L’E3 BinckBank Classic, 10e épreuve de l’UCI WorldTour 2019, tient son nom de l’autoroute que borde la cité d’Harelbeke, où les spécialistes des Classiques flamandes laissent libre cours à leurs ambitions. Les médias belges appellent cette course « le petit Tour des Flandres ».
Elle est cependant beaucoup plus jeune que le Tour des Flandres, qui a célébré son centenaire en 2013. Créée à Harelbeke en 1958, elle a connu différentes appellations : Harelbeke-Anvers-Harelbeke jusqu’en 1969, Grand Prix E3-Harelbeke de 1970 à 2002, Prix E3 Vlaanderen de 2003 à 2010, Prix E3 Vlaanderen-Harelbeke en 2011, E3 Harelbeke au moment d’entrer dans l’UCI WorldTour en 2012, jusqu’à son nouveau baptême, cette année, avec l’arrivée du même sponsor que celui de la course par étapes du mois d’août. On parle maintenant de l’E3 BinckBank Classic.
Mais la curiosité reste l’ « E3 ». Ce n’est pas un sponsor. C’était la dénomination d’un réseau routier et autoroutier reliant Stockholm, en Suède, à Lisbonne, au Portugal, en vertu d’un décret européen de 1950. Harelbeke se situe en bordure de l’autoroute qui mène d’Anvers à Courtrai. Mais il ne faut pas chercher l’E3 sur une carte de la Belgique. On prend l’A17 pour se rendre à Harelbeke. E3 est devenu, pour l’épreuve qui faisait demi-tour à Anvers à ses origines, un nom générique. C’est un hommage à la construction routière qui a changé la vie des gens, et par voie de conséquence celle des cyclistes.

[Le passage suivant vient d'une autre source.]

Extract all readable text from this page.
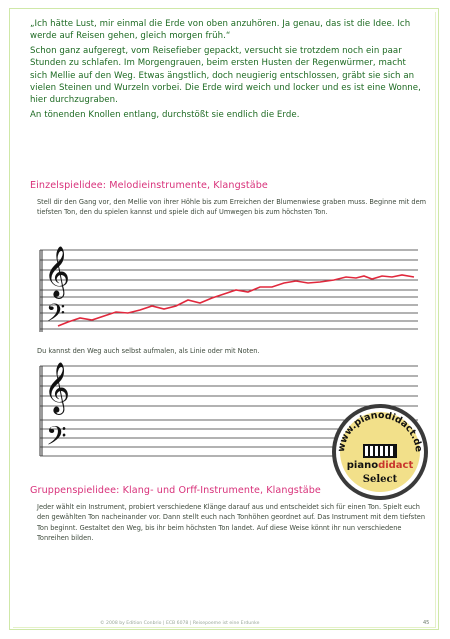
„Ich hätte Lust, mir einmal die Erde von oben anzuhören. Ja genau, das ist die Idee. Ich werde auf Reisen gehen, gleich morgen früh.“

Schon ganz aufgeregt, vom Reisefieber gepackt, versucht sie trotzdem noch ein paar Stunden zu schlafen. Im Morgengrauen, beim ersten Husten der Regenwürmer, macht sich Mellie auf den Weg. Etwas ängstlich, doch neugierig entschlossen, gräbt sie sich an vielen Steinen und Wurzeln vorbei. Die Erde wird weich und locker und es ist eine Wonne, hier durchzugraben.

An tönenden Knollen entlang, durchstößt sie endlich die Erde.

Einzelspielidee: Melodieinstrumente, Klangstäbe
Stell dir den Gang vor, den Mellie von ihrer Höhle bis zum Erreichen der Blumenwiese graben muss. Beginne mit dem tiefsten Ton, den du spielen kannst und spiele dich auf Umwegen bis zum höchsten Ton.
𝄞
𝄢
𝄞
𝄢
Du kannst den Weg auch selbst aufmalen, als Linie oder mit Noten.
www.pianodidact.de
pianodidact
Select
Gruppenspielidee: Klang- und Orff-Instrumente, Klangstäbe
Jeder wählt ein Instrument, probiert verschiedene Klänge darauf aus und entscheidet sich für einen Ton. Spielt euch den gewählten Ton nacheinander vor. Dann stellt euch nach Tonhöhen geordnet auf. Das Instrument mit dem tiefsten Ton beginnt. Gestaltet den Weg, bis ihr beim höchsten Ton landet. Auf diese Weise könnt ihr nun verschiedene Tonreihen bilden.
© 2008 by Edition Conbrio | ECB 6078 | Reisepoeme ist eine Erdunke	45
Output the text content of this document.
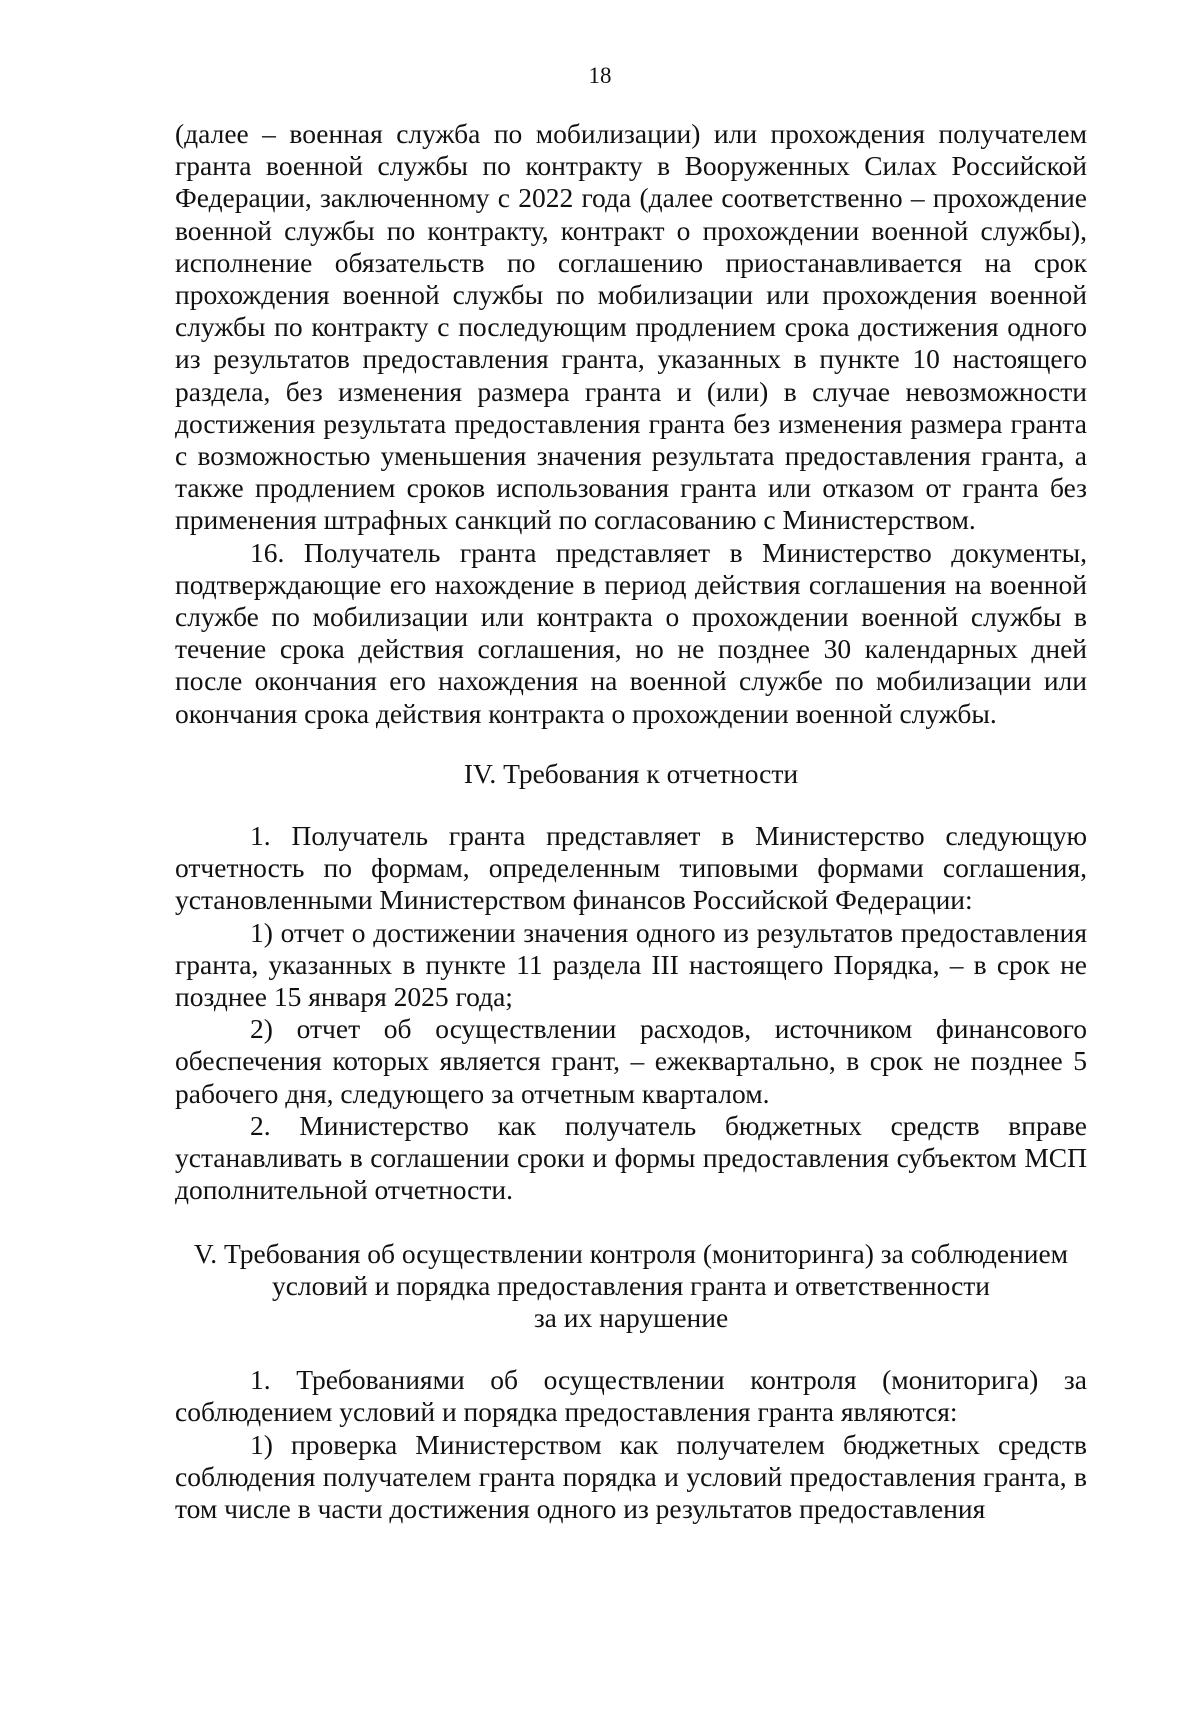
18

(далее – военная служба по мобилизации) или прохождения получателем гранта военной службы по контракту в Вооруженных Силах Российской Федерации, заключенному с 2022 года (далее соответственно – прохождение военной службы по контракту, контракт о прохождении военной службы), исполнение обязательств по соглашению приостанавливается на срок прохождения военной службы по мобилизации или прохождения военной службы по контракту с последующим продлением срока достижения одного из результатов предоставления гранта, указанных в пункте 10 настоящего раздела, без изменения размера гранта и (или) в случае невозможности достижения результата предоставления гранта без изменения размера гранта с возможностью уменьшения значения результата предоставления гранта, а также продлением сроков использования гранта или отказом от гранта без применения штрафных санкций по согласованию с Министерством.

16. Получатель гранта представляет в Министерство документы, подтверждающие его нахождение в период действия соглашения на военной службе по мобилизации или контракта о прохождении военной службы в течение срока действия соглашения, но не позднее 30 календарных дней после окончания его нахождения на военной службе по мобилизации или окончания срока действия контракта о прохождении военной службы.

IV. Требования к отчетности

1. Получатель гранта представляет в Министерство следующую отчетность по формам, определенным типовыми формами соглашения, установленными Министерством финансов Российской Федерации:

1) отчет о достижении значения одного из результатов предоставления гранта, указанных в пункте 11 раздела III настоящего Порядка, – в срок не позднее 15 января 2025 года;

2) отчет об осуществлении расходов, источником финансового обеспечения которых является грант, – ежеквартально, в срок не позднее 5 рабочего дня, следующего за отчетным кварталом.

2. Министерство как получатель бюджетных средств вправе устанавливать в соглашении сроки и формы предоставления субъектом МСП дополнительной отчетности.

V. Требования об осуществлении контроля (мониторинга) за соблюдением
условий и порядка предоставления гранта и ответственности
за их нарушение

1. Требованиями об осуществлении контроля (мониторига) за соблюдением условий и порядка предоставления гранта являются:

1) проверка Министерством как получателем бюджетных средств соблюдения получателем гранта порядка и условий предоставления гранта, в том числе в части достижения одного из результатов предоставления
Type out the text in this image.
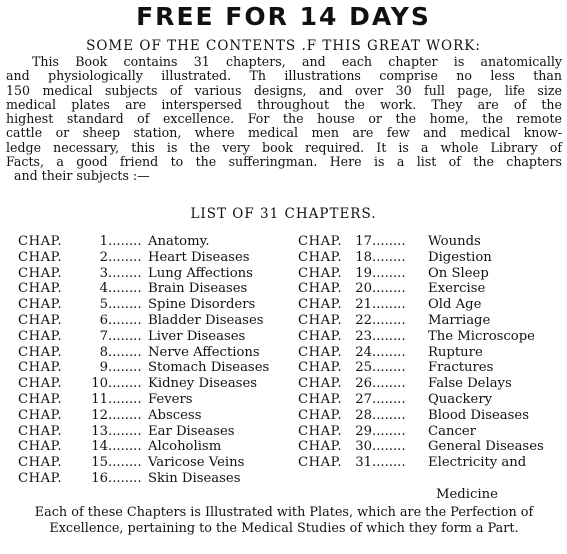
FREE FOR 14 DAYS
SOME OF THE CONTENTS .F THIS GREAT WORK:
This Book contains 31 chapters, and each chapter is anatomically
and physiologically illustrated. Th illustrations comprise no less than
150 medical subjects of various designs, and over 30 full page, life size
medical plates are interspersed throughout the work. They are of the
highest standard of excellence. For the house or the home, the remote
cattle or sheep station, where medical men are few and medical know-
ledge necessary, this is the very book required. It is a whole Library of
Facts, a good friend to the sufferingman. Here is a list of the chapters
and their subjects :—
LIST OF 31 CHAPTERS.
CHAP.	1 ........ Anatomy.
CHAP.	2 ........ Heart Diseases
CHAP.	3 ........ Lung Affections
CHAP.	4 ........ Brain Diseases
CHAP.	5 ........ Spine Disorders
CHAP.	6 ........ Bladder Diseases
CHAP.	7 ........ Liver Diseases
CHAP.	8 ........ Nerve Affections
CHAP.	9 ........ Stomach Diseases
CHAP.	10 ........ Kidney Diseases
CHAP.	11 ........ Fevers
CHAP.	12 ........ Abscess
CHAP.	13 ........ Ear Diseases
CHAP.	14 ........ Alcoholism
CHAP.	15 ........ Varicose Veins
CHAP.	16 ........ Skin Diseases
CHAP.	17 ........ Wounds
CHAP.	18 ........ Digestion
CHAP.	19 ........ On Sleep
CHAP.	20 ........ Exercise
CHAP.	21 ........ Old Age
CHAP.	22 ........ Marriage
CHAP.	23 ........ The Microscope
CHAP.	24 ........ Rupture
CHAP.	25 ........ Fractures
CHAP.	26 ........ False Delays
CHAP.	27 ........ Quackery
CHAP.	28 ........ Blood Diseases
CHAP.	29 ........ Cancer
CHAP.	30 ........ General Diseases
CHAP.	31 ........ Electricity and
Medicine
Each of these Chapters is Illustrated with Plates, which are the Perfection of Excellence, pertaining to the Medical Studies of which they form a Part.
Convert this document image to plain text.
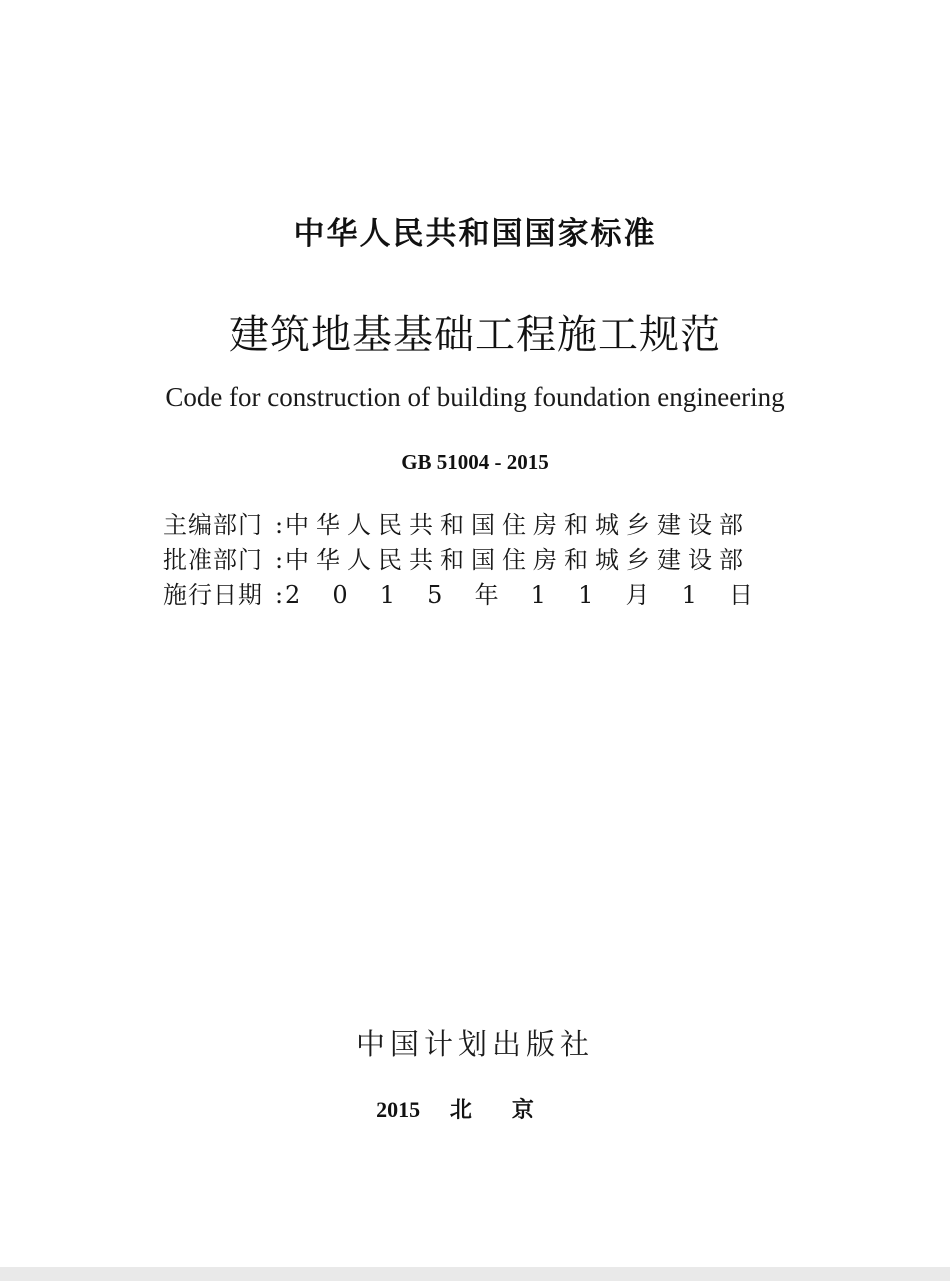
中华人民共和国国家标准
建筑地基基础工程施工规范
Code for construction of building foundation engineering
GB 51004 - 2015
主编部门 : 中华人民共和国住房和城乡建设部
批准部门 : 中华人民共和国住房和城乡建设部
施行日期 : 2 0 1 5 年 1 1 月 1 日
中国计划出版社
2015 北京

Voilà une Classique dans le plus pur style flamand, qui emprunte des monts pavés tels que le Mont de l’Enclus, le Taaienberg, le Paterberg et le Vieux-Quaremont. Tom Boonen est le recordman des victoires en ces lieux. En s’imposant en 2004, 2005, 2006, 2007 et 2012, il a surpassé Rik van Looy, lauréat en 1964, 1965, 1966 et 1969. Le GP E3, comme il est demeuré dans les conversations, était au départ une affaire locale. Il n’y a eu que des vainqueurs belges au cours des vingt premières années, à l’exception de l’Allemand Dietrich Thurau en 1977, mais étrangement, la liste des lauréats ne comporte par le nom d’Eddy Merckx, deuxième en 1972 derrière son compatriote Hubert Hutsebaut. L’Australien Phil Anderson en a été le premier vainqueur non-européen, en 1985. C’est la première Classique flamande – mais il s’agissait plutôt d’une semi-Classique à l’époque – au palmarès de Johan Museeuw, en 1992 (mais il avait déjà terminé 2e du Tour des Flandres l’année précédente) et aussi à celui d’Andreï Tchmil, deux semaines avant son épique victoire sur le parcours boueux de Paris-Roubaix, en 1994.
La course s’est sérieusement internationalisée au XXIe siècle, à mesure que s’est développée celle que les Flamands appellent « la quinzaine sainte », qui regroupe les épreuves précédant le Tour des Flandres. Les vainqueurs des dix dernières années sont le Norvégien Kurt-Asle Arvesen, l’Italien Filippo Pozzato, le Suisse Fabian Cancellara (à trois reprises), le Slovaque Peter Sagan, le Gallois Geraint Thomas (pas étonnant qu’il ait remporté le Tour de France comportant la plus forte dose de pavés de l’époque moderne), le Polonais Michal Kwiatkowski et le Néerlandais Niki Terpstra. Tom Boonen et Greg Van Avermaet sont les deux seuls lauréats belges récents.
La « quinzaine sainte » 2019 a commencé avec un podium de rêve puisque les trois meilleurs sprinters actuels du monde, Dylan Groenewegen, Fernando Gaviria et Elia Viviani, se sont emparé des trois premières places. Dans cette même région, la partie occidentale des Flandres, il est peu probable que l’E3 BinckBank Classic se termine pareillement par un sprint massif, car les protagonistes attendus au Tour des Flandres n’ont aucune raison de se cacher dans les monts à neuf jours du grand rendez-vous. La différence majeure entre les deux courses tient à la distance, 60 km de moins (207 contre 267). L’UCI WorldTour a aussi décuplé l’enjeu, si bien que l’intérêt dépasse désormais largement une communauté flamande célébrant la construction d’une autoroute. Le prestige du « Kleine Ronde » ne cesse de croître.